Just wanted to share 

























Hes only about 2 inches give or take.


----------



## Gibbs (Apr 21, 2008)

WOW!!!
He is one WICKED looking fish!!! :drooling:


----------



## CICHLUDED (Aug 4, 2006)

Looks like a keeper.. :thumb:

Are you breeding SRT's


----------



## FishGeek (Sep 29, 2007)

I'm not sure what you mean by SRTs (I'm new to Africans) but if you mean these guys then I am getting him some ladies in hopes he wont breed with my Labs but I haven't set anything in motion to actually breed them, if that makes sense. What I would almost like to do is keep the Hai Reefs and my Kimpumas but I do like my Acei and my Labs too. Sigh! Its a tough decision.


----------



## Gibbs (Apr 21, 2008)

Decisions, decisions alright.
i just got rid of all my haps and peacocks and got some Elongatus Mpanga and now looking for some Cyno "lions cove". It wasn't an easy choice to make but one i am glad i did.
I say keep the labs loose the Acei's and breed them little cuties. They aren't that easy to get your hands on but you could change that.......for your community atleast :thumb:


----------



## FishGeek (Sep 29, 2007)

My only concern with keeping the Labs is that they can cross breed with my Hongi. At first I wasnt into breeding but now....Im thinking that I might be! LOL


----------



## FishGeek (Sep 29, 2007)

He is so photogenic 









Unfortunately this one was ruined buy the scratch in the glass but...


----------



## Felony (Jan 19, 2006)

I havent had a problem with cross breading with labs and i have 2 males and 1 female hongi with 10-15 labs. But he definently is a good looking fish.


----------



## ford (Oct 10, 2006)

Nice fish and pics looks like a very good male :thumb:


----------



## Dewdrop (Nov 20, 2007)

It is a gorgeous fish!
I wonder why Gibbs said lose the acei. I love my acei & I'm trying to get a longer tank for them. Since I got the acei alot of my other fish swim up higher in the tank too. I think they really make a tank come alive.
Thanks for sharing the pics :thumb:


----------



## FishGeek (Sep 29, 2007)

Yeah my problem is that I like all the fish in my tank so I'm not sure that I want to get rid of anyone. LOL. If people aren't having an issue with cross breeding then I guess that I will give it a shot and keep the Labs.

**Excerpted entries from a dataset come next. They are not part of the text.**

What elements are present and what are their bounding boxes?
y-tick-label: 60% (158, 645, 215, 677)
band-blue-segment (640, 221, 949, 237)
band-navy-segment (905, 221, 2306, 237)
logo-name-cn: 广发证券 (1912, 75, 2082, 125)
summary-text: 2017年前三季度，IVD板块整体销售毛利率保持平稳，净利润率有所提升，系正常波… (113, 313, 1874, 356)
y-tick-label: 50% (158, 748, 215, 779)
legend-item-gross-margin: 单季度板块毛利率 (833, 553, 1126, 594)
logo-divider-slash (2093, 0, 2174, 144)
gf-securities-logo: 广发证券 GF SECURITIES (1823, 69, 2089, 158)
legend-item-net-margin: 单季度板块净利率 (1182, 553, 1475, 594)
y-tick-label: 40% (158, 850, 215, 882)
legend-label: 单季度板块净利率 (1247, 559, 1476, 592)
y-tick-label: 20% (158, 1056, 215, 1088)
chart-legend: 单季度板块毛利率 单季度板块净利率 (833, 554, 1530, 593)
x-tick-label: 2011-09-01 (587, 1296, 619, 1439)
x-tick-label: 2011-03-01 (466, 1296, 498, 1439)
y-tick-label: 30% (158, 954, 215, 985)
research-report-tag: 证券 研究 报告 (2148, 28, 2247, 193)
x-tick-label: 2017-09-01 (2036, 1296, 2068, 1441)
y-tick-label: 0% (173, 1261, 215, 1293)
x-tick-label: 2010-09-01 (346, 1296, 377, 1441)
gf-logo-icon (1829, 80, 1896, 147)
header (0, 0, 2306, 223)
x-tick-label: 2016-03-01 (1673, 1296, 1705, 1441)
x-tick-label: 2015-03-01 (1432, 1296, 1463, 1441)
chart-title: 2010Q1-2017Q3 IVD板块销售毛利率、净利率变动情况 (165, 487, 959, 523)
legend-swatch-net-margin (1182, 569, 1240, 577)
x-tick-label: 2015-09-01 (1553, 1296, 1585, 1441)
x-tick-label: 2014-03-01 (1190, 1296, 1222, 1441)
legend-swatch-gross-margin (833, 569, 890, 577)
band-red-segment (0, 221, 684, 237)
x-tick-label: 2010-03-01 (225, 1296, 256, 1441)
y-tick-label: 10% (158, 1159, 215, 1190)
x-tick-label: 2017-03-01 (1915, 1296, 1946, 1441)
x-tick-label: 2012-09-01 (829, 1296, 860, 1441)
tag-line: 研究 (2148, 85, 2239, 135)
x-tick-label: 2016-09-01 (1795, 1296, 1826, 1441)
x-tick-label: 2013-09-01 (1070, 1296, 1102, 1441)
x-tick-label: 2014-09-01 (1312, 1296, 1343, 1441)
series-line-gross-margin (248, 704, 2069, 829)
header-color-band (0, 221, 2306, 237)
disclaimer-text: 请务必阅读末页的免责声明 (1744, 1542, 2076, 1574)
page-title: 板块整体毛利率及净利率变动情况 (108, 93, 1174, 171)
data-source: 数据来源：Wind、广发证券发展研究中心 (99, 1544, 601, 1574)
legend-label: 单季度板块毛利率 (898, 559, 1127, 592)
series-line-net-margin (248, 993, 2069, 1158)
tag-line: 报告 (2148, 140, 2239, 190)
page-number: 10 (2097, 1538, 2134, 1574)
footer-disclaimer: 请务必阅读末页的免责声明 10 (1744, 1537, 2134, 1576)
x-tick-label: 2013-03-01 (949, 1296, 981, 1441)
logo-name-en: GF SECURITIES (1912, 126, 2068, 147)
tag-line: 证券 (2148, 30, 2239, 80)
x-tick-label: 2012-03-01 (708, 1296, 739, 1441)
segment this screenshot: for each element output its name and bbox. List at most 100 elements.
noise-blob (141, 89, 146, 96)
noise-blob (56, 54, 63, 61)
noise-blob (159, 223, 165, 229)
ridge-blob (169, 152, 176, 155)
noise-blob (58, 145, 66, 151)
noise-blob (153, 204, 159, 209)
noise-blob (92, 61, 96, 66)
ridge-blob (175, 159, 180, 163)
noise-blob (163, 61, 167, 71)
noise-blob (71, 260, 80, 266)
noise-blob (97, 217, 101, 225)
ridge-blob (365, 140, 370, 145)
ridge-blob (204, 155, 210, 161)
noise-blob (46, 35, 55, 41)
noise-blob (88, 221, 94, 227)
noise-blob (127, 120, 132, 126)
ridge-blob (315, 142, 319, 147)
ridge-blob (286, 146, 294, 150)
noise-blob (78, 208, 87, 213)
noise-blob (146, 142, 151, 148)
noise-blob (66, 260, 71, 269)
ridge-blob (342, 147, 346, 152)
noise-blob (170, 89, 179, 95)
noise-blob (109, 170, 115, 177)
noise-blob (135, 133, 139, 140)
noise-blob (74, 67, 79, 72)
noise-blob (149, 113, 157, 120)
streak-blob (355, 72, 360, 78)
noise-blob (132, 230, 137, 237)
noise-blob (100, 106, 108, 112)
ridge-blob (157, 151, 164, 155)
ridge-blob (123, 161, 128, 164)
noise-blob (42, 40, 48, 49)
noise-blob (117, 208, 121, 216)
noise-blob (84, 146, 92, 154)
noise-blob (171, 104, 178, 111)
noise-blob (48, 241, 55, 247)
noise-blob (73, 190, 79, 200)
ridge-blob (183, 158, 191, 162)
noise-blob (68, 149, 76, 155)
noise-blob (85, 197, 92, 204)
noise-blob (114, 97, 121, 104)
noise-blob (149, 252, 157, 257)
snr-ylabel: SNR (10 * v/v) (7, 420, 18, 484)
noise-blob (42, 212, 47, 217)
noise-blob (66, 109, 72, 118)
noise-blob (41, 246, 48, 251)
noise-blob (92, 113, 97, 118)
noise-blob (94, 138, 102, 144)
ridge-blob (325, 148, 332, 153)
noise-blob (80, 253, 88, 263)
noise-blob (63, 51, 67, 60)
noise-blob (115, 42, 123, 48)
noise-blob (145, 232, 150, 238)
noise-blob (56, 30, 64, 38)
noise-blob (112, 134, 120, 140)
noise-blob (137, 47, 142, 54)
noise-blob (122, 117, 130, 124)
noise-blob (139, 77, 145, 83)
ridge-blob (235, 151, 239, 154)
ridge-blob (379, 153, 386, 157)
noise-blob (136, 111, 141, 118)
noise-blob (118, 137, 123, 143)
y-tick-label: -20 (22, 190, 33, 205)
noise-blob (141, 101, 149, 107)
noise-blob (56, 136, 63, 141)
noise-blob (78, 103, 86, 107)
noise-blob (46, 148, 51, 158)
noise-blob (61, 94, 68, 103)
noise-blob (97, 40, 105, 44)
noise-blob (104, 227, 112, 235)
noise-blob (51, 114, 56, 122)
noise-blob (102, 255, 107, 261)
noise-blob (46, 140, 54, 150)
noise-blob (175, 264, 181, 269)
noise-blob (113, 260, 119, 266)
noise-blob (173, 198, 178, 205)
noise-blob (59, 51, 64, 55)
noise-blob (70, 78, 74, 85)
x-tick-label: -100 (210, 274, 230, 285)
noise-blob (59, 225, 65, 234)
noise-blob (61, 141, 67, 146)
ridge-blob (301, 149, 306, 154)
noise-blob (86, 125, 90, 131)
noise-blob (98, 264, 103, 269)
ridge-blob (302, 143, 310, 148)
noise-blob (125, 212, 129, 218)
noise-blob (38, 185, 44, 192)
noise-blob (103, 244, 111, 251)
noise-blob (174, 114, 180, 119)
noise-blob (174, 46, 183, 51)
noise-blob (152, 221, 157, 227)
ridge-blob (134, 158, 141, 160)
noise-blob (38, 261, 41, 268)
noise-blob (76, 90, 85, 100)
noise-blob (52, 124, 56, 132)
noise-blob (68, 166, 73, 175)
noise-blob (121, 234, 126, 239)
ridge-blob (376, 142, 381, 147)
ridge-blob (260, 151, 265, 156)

Thanks for the comments everyone!!! *** really fallen in love with this fish


----------



## Gibbs (Apr 21, 2008)

> I wonder why Gibbs said lose the acei. I love my acei & I'm trying to get a longer tank for them. Since I got the acei alot of my other fish swim up higher in the tank too. I think they really make a tank come alive.


Yeah you're right dewdrop, i'm a big fan of the Acei to, and there is no reason at all to get rid of them. i retract that commennt


----------



## herny (Nov 30, 2007)

thats a beautiful fish      :drooling: :drooling: :drooling:


----------



## FishGeek (Sep 29, 2007)

Thanks.  Well *** come to the conclusion that I am just gonna keep everyone. I realized yesterday that I have 3 male Hai Reefs and no females. We had a few tussels over territory and the true colors came out. So I may have 1 or two of them for sale here soon. Other than adding some female Hai Reefs and some female Kimpuma and removing my Sailfin (I found her another tank for now till I can get a bigger one and she will be living on her own) the stock will stay as is.


----------



## Kanorin (Apr 8, 2008)

What kind of camera are you taking those pictures with?


----------



## FishGeek (Sep 29, 2007)

A Nikon D50 with some special lense my husband got for it. LOL Im not sure on anything else.


----------